CommunityDragon / CDTB

A library containing everything to extract files from client files.
GNU Lesser General Public License v3.0
119 stars 33 forks source link

Support reading subchunked wad entries using the .subchunktoc file #68

Closed Morilli closed 1 year ago

Morilli commented 1 year ago

This also fixes an exception currently occuring on PBE when parsing the Warwick.wad.client file (from manifest https://lol.secure.dyn.riotcdn.net/channels/public/releases/04C8D70DFF45D23B.manifest):

Traceback (most recent call last):
  File "D:\GitHub\CDTB\grep_wads.py", line 34, in <module>
    wad.guess_extensions()
  File "D:\GitHub\CDTB\cdragontoolbox\wad.py", line 214, in guess_extensions
    data = wadfile.read_data(f)
  File "D:\GitHub\CDTB\cdragontoolbox\wad.py", line 97, in read_data
    return zstd_decompress(data)
pyzstd.ZstdError: Unable to decompress zstd data: Unknown frame descriptor.

The failing (wad-)file in particular has hash F5B498022C64E681 (assets/characters/warwick/skins/skin46/particles/winterblessed_warwick_colorblue_01.pie_c_12_23.tex) and it fails because the first subchunk is uncompressed, while the second and third are.

The fact that the subchunktoc file path must be known before being able to effectively handle files is a big issue of this implementation, but I don't see how this can be done better.
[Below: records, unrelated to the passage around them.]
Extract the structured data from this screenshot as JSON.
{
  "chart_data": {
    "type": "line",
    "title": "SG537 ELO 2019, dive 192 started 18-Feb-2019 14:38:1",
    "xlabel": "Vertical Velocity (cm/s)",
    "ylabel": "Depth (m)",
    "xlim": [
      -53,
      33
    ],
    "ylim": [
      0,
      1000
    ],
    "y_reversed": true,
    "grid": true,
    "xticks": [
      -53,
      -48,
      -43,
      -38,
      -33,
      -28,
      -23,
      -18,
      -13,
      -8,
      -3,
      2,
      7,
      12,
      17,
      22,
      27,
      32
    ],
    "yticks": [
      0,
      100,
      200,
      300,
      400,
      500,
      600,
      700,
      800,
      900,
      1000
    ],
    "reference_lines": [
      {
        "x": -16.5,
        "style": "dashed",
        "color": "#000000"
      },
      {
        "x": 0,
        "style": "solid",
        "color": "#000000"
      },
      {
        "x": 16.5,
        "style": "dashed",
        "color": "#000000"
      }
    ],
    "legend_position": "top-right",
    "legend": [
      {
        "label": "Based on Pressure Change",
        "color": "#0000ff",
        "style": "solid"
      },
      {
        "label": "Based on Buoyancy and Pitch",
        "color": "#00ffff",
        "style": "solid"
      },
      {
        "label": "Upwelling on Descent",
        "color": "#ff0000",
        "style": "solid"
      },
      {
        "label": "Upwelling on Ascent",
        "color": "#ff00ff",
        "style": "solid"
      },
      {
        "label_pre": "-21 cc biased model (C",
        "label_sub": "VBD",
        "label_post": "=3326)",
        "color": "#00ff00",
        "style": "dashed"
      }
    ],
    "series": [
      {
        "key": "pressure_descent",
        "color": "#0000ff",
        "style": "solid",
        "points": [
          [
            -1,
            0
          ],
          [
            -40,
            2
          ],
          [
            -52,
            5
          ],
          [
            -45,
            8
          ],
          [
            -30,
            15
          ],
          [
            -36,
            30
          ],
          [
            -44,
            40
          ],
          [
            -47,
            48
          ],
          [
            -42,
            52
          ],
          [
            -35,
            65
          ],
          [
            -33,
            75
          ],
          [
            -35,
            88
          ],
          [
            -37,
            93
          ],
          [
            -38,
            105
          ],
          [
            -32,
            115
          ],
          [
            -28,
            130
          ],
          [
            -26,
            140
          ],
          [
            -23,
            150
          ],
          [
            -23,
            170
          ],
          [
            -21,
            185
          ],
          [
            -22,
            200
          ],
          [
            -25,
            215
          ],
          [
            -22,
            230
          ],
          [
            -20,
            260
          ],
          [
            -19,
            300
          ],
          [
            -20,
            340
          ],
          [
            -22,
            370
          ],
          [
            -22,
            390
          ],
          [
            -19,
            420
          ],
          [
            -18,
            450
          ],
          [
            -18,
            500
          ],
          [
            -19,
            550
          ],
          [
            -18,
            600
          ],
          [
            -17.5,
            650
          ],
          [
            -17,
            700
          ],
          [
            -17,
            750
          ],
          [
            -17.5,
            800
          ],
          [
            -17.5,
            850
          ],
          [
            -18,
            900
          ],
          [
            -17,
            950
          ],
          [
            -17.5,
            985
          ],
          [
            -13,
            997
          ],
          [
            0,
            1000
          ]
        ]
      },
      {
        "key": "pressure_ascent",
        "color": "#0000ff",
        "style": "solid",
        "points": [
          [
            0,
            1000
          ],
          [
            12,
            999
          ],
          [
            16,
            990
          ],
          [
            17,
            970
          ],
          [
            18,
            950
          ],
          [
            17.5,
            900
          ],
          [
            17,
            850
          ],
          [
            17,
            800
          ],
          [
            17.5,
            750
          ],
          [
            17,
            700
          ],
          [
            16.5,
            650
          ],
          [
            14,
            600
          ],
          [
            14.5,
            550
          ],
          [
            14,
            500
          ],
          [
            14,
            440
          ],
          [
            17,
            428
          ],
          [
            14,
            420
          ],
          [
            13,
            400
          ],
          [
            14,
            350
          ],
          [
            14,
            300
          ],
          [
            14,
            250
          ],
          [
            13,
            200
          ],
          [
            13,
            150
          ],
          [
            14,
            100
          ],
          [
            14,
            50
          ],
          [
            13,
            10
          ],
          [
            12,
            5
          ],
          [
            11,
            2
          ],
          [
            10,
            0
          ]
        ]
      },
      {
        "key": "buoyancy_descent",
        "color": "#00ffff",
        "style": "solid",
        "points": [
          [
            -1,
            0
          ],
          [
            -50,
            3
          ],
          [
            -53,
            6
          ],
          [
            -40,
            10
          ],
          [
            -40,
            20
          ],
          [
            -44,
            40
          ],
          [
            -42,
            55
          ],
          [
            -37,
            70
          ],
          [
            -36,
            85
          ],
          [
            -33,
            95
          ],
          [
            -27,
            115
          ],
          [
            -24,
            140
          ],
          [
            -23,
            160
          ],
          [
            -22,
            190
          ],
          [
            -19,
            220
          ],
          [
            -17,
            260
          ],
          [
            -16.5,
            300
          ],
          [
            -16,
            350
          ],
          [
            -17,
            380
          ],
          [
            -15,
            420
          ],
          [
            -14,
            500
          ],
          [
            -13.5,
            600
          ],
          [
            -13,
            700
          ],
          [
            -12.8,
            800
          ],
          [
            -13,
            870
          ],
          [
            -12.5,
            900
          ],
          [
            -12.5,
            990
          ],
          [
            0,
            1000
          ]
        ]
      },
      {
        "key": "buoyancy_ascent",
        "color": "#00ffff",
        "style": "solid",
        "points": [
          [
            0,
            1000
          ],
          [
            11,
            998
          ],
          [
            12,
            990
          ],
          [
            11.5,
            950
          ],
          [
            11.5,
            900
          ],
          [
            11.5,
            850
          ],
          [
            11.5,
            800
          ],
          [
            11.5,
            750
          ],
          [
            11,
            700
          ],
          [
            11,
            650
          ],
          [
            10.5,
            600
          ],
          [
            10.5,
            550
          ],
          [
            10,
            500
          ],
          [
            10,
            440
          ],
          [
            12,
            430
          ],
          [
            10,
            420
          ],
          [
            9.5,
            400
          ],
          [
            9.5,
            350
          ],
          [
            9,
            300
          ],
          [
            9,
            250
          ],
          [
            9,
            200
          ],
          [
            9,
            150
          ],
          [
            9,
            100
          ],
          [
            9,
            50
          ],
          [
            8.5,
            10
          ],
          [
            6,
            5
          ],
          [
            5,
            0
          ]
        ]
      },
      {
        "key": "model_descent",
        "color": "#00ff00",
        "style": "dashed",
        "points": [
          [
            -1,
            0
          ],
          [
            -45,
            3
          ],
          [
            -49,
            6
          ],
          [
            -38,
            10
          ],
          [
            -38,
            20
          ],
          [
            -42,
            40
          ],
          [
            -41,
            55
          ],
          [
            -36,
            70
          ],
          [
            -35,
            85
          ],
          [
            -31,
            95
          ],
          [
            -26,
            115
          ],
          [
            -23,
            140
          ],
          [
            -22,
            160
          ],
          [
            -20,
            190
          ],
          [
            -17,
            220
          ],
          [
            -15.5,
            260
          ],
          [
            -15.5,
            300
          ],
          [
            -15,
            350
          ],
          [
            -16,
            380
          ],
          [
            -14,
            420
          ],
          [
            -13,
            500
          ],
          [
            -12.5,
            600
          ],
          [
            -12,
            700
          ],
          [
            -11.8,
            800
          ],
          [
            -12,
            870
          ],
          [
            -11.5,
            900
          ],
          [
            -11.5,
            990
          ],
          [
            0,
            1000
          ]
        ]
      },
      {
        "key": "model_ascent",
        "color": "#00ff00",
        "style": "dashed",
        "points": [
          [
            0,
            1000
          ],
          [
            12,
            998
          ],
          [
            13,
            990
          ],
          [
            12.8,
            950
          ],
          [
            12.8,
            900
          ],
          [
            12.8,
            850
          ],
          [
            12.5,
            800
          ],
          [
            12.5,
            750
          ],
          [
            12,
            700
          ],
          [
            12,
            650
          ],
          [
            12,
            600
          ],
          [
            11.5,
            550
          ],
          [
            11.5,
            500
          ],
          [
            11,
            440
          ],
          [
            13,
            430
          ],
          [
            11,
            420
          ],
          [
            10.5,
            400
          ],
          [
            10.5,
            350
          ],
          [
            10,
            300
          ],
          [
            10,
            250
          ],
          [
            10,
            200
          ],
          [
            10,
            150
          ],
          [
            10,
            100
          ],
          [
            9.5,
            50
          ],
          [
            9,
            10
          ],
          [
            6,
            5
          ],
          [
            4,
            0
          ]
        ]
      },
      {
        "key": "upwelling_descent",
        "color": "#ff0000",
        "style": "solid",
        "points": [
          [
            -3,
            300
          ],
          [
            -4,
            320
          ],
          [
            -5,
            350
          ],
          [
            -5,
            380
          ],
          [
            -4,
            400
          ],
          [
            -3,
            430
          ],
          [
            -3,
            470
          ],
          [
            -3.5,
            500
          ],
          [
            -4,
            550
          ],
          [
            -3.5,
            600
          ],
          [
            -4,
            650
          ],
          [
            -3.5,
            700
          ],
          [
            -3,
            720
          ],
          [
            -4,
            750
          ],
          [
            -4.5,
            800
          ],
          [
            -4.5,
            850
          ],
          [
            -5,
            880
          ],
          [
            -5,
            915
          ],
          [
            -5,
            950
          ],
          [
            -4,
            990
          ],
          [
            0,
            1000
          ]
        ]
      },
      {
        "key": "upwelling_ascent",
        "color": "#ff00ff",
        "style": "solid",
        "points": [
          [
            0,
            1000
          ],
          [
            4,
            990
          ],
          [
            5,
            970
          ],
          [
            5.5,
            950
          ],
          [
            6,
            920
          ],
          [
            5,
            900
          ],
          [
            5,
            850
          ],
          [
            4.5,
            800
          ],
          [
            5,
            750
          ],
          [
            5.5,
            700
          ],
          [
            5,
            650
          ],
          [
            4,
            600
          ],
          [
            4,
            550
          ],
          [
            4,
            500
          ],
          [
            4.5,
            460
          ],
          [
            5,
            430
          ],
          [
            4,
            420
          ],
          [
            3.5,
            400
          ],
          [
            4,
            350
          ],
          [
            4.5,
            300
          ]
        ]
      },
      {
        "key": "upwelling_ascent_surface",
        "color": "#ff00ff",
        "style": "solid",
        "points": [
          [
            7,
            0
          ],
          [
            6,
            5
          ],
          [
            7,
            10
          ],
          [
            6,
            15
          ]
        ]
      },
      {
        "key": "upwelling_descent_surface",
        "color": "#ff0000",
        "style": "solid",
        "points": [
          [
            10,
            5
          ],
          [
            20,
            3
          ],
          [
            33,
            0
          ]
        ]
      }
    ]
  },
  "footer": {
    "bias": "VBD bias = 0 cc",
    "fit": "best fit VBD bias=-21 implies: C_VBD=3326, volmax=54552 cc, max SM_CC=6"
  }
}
I also contemplated making an own class for the subchunktoc file entries (u32 compressed size, u32 uncompressed size, u64 xxhash of data), but decided against it for now as it didn't seem necessary.

benoitryder commented 1 year ago

I pushed a branch (with the same name) with proposed changes. Mostly reorganizing some stuff around the TOC and improving code readability. I still have to check that it actually works.

Morilli commented 1 year ago

Yeah I wanted to look at this again as well. One more thing I thought of would be to try and guess possible .subchunktoc paths before trying to load it, perhaps in the load_subchunk_toc function as well.

The existing .subchunktoc files follow the very predictable pattern of being based on the wad's file path in the actual game files, e.g. data/final/champions/ashe.wad.subchunktoc, so it should be possible to consistently find it if it exists in the wad.

benoitryder commented 1 year ago

Why not. If it becomes more complex we could also consider moving the resolve+load part in a separate function only executed when first accessing subchunk_toc. Not hard to do and that would avoid having to read data when the subchunks are actually never read.

benoitryder commented 1 year ago

Commit pushed separately, with few adjustements.